Jochi laughed briefly. “All right, bring me on in. Put me to sleep. But I want you to promise me that you’ll wake me up again when we get near Earth. I don’t suppose anyone there, or anywhere, will ever want me in the same space as them again. I’m not that stupid. But I want to see what happens. I’m curious to see what happens.”
“We will wake you when we wake the rest.”
“No. Wake me when you wake Freya. Or anytime you think I might be able to help somehow. Because ultimately, I don’t really care.”
“‘Live as if you are already dead.’”
“What’s that?”
“A Japanese saying. Live as if you are already dead.”
“Oh, I will.” Another brief laugh. “I’m already good at that. Practice practice practice.”

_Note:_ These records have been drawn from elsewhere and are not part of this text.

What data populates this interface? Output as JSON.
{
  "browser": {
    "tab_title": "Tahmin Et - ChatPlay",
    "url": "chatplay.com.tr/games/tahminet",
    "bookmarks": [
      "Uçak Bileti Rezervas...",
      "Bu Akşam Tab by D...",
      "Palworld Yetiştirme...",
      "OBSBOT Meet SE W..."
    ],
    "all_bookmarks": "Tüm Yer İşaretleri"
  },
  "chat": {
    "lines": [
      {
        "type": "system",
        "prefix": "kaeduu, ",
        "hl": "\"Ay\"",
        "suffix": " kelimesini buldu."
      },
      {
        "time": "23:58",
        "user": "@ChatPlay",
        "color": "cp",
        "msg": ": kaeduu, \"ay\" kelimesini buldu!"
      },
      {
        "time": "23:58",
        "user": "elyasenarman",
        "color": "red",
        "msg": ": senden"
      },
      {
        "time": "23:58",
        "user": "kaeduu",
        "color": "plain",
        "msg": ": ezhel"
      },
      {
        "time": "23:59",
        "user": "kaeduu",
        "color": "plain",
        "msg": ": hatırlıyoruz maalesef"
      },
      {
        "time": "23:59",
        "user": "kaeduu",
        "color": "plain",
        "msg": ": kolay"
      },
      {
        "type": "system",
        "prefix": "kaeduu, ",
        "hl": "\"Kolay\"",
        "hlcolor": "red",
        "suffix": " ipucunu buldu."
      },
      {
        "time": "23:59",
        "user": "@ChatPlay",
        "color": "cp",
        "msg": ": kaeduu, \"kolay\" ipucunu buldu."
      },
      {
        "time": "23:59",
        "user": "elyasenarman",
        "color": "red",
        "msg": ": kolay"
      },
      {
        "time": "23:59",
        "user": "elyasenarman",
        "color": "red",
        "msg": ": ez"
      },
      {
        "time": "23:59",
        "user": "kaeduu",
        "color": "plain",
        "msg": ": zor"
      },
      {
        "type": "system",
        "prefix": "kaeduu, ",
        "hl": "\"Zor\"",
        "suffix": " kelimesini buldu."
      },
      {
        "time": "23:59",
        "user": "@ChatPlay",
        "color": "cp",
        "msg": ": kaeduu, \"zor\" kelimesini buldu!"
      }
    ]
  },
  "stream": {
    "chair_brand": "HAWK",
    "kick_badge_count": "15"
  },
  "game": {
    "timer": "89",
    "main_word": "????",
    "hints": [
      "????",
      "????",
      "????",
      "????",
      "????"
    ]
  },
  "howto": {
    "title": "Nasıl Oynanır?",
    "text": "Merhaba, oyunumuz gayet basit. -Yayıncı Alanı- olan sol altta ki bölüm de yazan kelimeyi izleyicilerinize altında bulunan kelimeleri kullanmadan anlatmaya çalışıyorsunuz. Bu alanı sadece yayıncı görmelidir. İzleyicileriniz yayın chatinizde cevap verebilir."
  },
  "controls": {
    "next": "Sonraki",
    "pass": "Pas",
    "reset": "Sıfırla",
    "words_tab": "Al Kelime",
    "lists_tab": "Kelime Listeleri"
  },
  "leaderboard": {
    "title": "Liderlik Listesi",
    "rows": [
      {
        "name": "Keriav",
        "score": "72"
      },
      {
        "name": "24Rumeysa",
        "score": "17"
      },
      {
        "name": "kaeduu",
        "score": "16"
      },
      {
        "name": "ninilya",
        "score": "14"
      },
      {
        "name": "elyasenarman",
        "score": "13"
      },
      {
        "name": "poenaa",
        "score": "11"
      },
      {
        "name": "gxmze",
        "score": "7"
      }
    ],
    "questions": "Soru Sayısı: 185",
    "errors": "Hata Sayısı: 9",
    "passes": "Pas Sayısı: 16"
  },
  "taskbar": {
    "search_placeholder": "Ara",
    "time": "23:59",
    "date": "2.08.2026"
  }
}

Flying through the stars. Jochi in Sonora, hibernating like the rest. Brain waves slowed with all the rest, down to delta waves, stage-four deep sleep. The sleep of the weary, the sleep of the blessed. A nova off the port bow. Blue shift ahead, red shift behind. The stars.
A red-letter day: 280.119, CE 2825: a message for us came from the solar system feed.
However, it contained bad news.
The laser lens in the Saturn orbit was deactivated in 2714, the message stated, after accelerating the last of a set of ships to Epsilon Eridani. Problems in the solar system experienced since that time have led to a deemphasis of deep space exploration, message continued, and no starships have been launched in the previous twenty years (message was sent in 2820, so no starships since 2800) and none are currently being built.